Turing machines on represented sets, a model of computation for Analysis

TL;DR

This paper introduces generalized Turing machines (GTMs) tailored for computability in Analysis, enabling direct manipulation of complex objects like real functions and measures, simplifying proofs and extending classical closure properties.

Contribution

The paper presents a new GTM model based on TTE representations, proving closure of computable functions under GTM programming and simplifying proofs in computable analysis.

Findings

Functions computable via representations are closed under GTM programming.

GTM model simplifies proofs and makes them more transparent.
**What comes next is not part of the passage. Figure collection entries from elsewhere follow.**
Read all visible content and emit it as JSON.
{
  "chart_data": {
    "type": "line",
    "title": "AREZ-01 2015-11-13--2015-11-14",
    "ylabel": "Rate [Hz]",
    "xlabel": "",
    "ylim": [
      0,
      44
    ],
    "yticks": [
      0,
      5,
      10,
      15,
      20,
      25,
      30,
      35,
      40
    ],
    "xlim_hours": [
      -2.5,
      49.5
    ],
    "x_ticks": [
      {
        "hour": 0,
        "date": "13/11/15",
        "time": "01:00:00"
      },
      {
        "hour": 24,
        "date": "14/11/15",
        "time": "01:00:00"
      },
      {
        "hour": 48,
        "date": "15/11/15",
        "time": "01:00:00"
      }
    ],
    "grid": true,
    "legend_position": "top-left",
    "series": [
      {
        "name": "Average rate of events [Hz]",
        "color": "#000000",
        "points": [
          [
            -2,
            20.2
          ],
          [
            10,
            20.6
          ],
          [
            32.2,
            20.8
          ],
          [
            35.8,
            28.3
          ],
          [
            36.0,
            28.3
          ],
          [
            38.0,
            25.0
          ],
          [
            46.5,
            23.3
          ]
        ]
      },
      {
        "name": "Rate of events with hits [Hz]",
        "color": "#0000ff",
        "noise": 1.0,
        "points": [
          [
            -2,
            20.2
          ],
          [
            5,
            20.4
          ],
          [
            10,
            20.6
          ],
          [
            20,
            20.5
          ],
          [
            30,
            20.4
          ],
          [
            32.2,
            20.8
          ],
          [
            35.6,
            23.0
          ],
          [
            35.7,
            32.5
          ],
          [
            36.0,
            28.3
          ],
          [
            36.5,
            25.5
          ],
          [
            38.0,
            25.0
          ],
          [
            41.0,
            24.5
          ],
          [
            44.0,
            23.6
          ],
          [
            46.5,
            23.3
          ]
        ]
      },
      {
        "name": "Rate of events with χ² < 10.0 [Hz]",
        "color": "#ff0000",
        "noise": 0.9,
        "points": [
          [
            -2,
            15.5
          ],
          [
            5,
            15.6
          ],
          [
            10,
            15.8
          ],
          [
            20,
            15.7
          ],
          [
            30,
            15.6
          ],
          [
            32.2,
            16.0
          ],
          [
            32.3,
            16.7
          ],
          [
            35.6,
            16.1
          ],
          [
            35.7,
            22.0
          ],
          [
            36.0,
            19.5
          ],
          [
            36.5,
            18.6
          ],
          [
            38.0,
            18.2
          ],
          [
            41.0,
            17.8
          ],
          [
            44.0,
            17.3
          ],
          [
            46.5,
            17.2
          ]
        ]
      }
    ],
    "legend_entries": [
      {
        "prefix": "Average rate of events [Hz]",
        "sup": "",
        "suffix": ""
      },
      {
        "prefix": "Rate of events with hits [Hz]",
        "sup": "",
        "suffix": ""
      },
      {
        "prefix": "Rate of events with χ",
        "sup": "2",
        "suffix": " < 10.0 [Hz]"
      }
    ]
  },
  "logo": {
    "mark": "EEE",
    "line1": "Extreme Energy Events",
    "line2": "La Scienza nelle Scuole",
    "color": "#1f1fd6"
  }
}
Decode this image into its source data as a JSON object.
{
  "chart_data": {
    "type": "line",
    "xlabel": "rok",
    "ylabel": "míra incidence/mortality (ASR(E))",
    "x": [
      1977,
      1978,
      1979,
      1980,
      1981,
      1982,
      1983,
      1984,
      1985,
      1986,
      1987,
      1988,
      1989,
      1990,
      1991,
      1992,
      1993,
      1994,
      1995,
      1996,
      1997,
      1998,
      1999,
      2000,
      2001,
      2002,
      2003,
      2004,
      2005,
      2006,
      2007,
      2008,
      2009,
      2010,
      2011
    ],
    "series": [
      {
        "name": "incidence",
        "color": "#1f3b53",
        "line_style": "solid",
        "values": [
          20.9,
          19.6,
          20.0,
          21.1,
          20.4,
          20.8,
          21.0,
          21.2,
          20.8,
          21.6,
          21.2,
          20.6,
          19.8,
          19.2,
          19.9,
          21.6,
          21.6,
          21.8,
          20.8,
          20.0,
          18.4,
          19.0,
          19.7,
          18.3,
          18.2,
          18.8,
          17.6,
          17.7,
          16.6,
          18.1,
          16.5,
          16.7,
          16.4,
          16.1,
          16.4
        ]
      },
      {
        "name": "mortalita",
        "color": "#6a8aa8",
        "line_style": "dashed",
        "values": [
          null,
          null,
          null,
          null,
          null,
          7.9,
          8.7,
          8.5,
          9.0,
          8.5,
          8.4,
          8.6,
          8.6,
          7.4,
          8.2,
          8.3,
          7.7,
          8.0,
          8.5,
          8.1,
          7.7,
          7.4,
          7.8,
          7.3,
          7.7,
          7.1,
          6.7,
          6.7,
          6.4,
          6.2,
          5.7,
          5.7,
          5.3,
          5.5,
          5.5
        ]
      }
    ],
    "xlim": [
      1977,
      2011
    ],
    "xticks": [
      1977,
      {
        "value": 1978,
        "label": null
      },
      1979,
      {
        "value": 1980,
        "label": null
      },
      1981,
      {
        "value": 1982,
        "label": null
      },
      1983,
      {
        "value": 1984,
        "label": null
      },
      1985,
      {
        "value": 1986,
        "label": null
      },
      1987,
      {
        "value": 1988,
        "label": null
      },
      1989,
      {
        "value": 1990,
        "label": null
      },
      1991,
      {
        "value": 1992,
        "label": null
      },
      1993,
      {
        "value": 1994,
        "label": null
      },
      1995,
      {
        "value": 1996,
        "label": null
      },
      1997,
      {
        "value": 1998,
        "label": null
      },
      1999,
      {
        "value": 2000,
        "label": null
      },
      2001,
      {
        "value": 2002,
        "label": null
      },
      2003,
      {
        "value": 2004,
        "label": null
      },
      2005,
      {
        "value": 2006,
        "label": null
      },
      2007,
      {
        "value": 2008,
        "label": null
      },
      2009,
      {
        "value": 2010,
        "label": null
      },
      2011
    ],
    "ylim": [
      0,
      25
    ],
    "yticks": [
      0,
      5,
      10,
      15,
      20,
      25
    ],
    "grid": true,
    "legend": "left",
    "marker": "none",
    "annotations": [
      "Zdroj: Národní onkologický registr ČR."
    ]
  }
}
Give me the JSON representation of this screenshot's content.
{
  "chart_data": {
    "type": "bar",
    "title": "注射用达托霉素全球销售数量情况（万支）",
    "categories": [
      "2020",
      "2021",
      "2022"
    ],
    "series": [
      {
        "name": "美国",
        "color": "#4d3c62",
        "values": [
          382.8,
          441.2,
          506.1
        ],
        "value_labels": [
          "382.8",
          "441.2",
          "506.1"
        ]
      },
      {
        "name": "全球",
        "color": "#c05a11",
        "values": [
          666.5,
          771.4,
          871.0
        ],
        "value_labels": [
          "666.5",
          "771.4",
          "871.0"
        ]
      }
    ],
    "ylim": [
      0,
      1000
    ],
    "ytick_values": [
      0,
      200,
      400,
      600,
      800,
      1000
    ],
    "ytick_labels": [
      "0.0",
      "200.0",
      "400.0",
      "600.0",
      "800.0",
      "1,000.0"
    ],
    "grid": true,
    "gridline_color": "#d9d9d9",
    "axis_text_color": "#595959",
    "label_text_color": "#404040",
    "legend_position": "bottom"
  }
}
Computable functions on sequences are closed under GTM programming.

Abstract

We introduce a new type of generalized Turing machines (GTMs), which are intended as a tool for the mathematician who studies computability in Analysis. In a single tape cell a GTM can store a symbol, a real number, a continuous real function or a probability measure, for example. The model is based on TTE, the representation approach for computable analysis. As a main result we prove that the functions that are computable via given representations are closed under GTM programming. This generalizes the well known fact that these functions are closed under composition. The theorem allows to speak about objects themselves instead of names in algorithms and proofs. By using GTMs for specifying algorithms, many proofs become more rigorous and also simpler and more transparent since the GTM model is very simple and allows to apply well-known techniques from Turing machine theory. We also show how finite or infinite sequences as names can be replaced by sets (generalized representations) on which computability is already defined via representations. This allows further simplification of proofs. All of this is done for multi-functions, which are essential in Computable Analysis, and multi-representations, which often allow more elegant formulations. As a byproduct we show that the computable functions on finite and infinite sequences of symbols are closed under programming with GTMs. We conclude with examples of application.